A connotare in senso autoriale il lavoro della Schillaci vi sono delle precise scelte stilistiche e narrative. Se la memoria dei martiri della Resistenza è affidata oggi (ai tempi delle spending review) soltanto a lapidi e toponomastiche via via più sbiadite e spesso illeggibili,  in Libere la memoria è cosa assai concreta e tangibile, analogica certo, ma soprattutto ben conservata e curata, grazie anche ai “gesti delle mani” che scandiscono il racconto e sono quelle di un’archivista che cerca e trova le tessere del puzzle tra i materiali più disparati:  bobine di pellicola , nastri magnetici, articoli e microfilm di quotidiani,  fotografie e documenti privati,  manifesti e volantini, filmati d’archivio, dai cinegiornali ai filmini amatoriali, ma anche relazioni e documenti politici, “pizzini” e fogliettini, ecc. Vi è poi la scelta di offrire le testimonianze  solo come voci fuori campo lasciando al bellissimo finale  il compito di associare nomi e storie a quelle voci. Tra le testimonianze delle donne “pubbliche”  si segnalano quelle di Ada Gobetti, Giuliana Gadola Beltrami, Marisa Rodano, Bianca Guidetti Serra, Joyce Lussu (a quest’ultima Marcella Piccinini  aveva dedicato di recente il bel documentario La mia casa e i miei coinquilini). Le voci di quelle donne, come pure di quelle “comuni” giungono così a noi nella loro essenza, chiedendo una attenzione assoluta e priva di distrazioni. Fortemente evocative risultano le musiche originali di Giorgio Canali  (anche se a tratti sembrano aggiungere un surplus di inquietudine) e il contributo di Milva che canta “Oltre il ponte”, da un testo di Italo Calvino.

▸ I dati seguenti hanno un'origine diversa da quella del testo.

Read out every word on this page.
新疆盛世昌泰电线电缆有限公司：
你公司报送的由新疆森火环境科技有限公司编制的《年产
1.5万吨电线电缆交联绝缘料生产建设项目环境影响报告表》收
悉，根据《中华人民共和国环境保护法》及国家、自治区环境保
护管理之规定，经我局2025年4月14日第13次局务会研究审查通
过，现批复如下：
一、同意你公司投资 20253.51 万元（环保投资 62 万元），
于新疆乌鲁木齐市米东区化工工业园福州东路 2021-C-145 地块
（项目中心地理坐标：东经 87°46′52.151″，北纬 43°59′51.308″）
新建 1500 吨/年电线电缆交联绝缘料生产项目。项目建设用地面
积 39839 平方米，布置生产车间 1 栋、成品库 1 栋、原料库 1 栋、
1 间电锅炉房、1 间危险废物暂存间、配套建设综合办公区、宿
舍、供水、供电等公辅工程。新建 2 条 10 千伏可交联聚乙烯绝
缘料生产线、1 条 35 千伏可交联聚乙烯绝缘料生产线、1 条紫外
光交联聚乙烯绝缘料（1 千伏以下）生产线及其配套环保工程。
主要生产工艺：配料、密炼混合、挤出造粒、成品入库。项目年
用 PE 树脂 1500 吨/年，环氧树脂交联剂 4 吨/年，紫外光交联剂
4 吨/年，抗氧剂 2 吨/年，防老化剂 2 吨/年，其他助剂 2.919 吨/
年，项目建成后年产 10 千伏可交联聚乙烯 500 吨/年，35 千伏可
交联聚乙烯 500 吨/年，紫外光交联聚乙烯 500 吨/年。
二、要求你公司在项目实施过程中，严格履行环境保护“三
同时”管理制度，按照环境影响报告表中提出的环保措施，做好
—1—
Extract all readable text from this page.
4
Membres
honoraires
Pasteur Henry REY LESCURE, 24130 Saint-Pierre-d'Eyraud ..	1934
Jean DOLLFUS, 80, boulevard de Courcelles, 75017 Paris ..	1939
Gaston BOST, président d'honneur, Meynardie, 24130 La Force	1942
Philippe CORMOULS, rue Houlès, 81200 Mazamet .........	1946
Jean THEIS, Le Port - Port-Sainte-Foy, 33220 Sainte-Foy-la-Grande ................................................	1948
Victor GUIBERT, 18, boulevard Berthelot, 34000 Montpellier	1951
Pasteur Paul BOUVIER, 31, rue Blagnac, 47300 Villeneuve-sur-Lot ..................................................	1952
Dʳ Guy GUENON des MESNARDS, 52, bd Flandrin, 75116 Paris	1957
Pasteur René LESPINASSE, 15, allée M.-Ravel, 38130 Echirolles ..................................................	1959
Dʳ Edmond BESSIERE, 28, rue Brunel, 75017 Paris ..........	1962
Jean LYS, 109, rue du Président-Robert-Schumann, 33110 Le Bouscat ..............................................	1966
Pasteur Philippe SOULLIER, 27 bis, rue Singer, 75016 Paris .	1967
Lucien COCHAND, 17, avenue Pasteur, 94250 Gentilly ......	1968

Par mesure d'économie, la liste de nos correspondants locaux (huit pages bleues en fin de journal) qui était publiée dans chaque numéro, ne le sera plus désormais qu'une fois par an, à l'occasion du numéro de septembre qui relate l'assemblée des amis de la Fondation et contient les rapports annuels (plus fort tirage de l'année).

In definitiva, Libere è come un’altra lezione di storia che il cinema d’autore italiano di oggi (di finzione o documentario che sia) si incarica di offrire, sopperendo in parte anche ai limiti e alle difficoltà della scuola e dei cosidetti “corpi intermedi”. Come Noi credevamo di Martone ci aveva  fatto capire quanto il fallimento dell’epopea risorgimentale aveva le sue radici nel tradimento della “questione meridionale”,  anche in questo film brilla l’assenza di una metà d’Italia, a sud di Roma, e questa assenza ci fa comprendere i limiti di fondo di una liberazione che per larga parte d’Italia non frenò  il banditismo,  le sirene dell’indipendentismo, il potere delle mafie,  l’emigrazione. Una storia che in molti casi abbiano dimenticato e rinnegato (lo dimostra il nostro atteggiamento verso i migranti)  e che solo i giovani (uomini e donne) ci ricordano oggi riprendendo (spopolando e impoverendo ancora di più soprattutto il Sud) la strada che li porta via dall’Italia, certo  in uno scenario assai diverso, ma ancora una volta in lotta e in fuga, verso l’autonomia, il riscatto, l’emancipazione. Verso la libertà insomma, oggi come settanta e più anni fa.

Trama

Qual è stato il ruolo delle donne nella Resistenza italiana? Cosa ha significato per loro quel periodo di lotta ed emancipazione e cosa hanno ottenuto al termine della guerra? Libere è un racconto che si fonda sulle voci delle stesse donne, grazie al recupero di testimonianze originali e immagini storiche. Attraverso il montaggio dei materiali d’archivio e gli estratti delle interviste di venti partigiane, realizzate negli ultimi quarant’anni dall’ANCR e da altri istituti di ricerca, emerge una nuova visione del periodo della Resistenza e del primo dopoguerra, a cui si fa risalire la prima vera nascita del femminismo.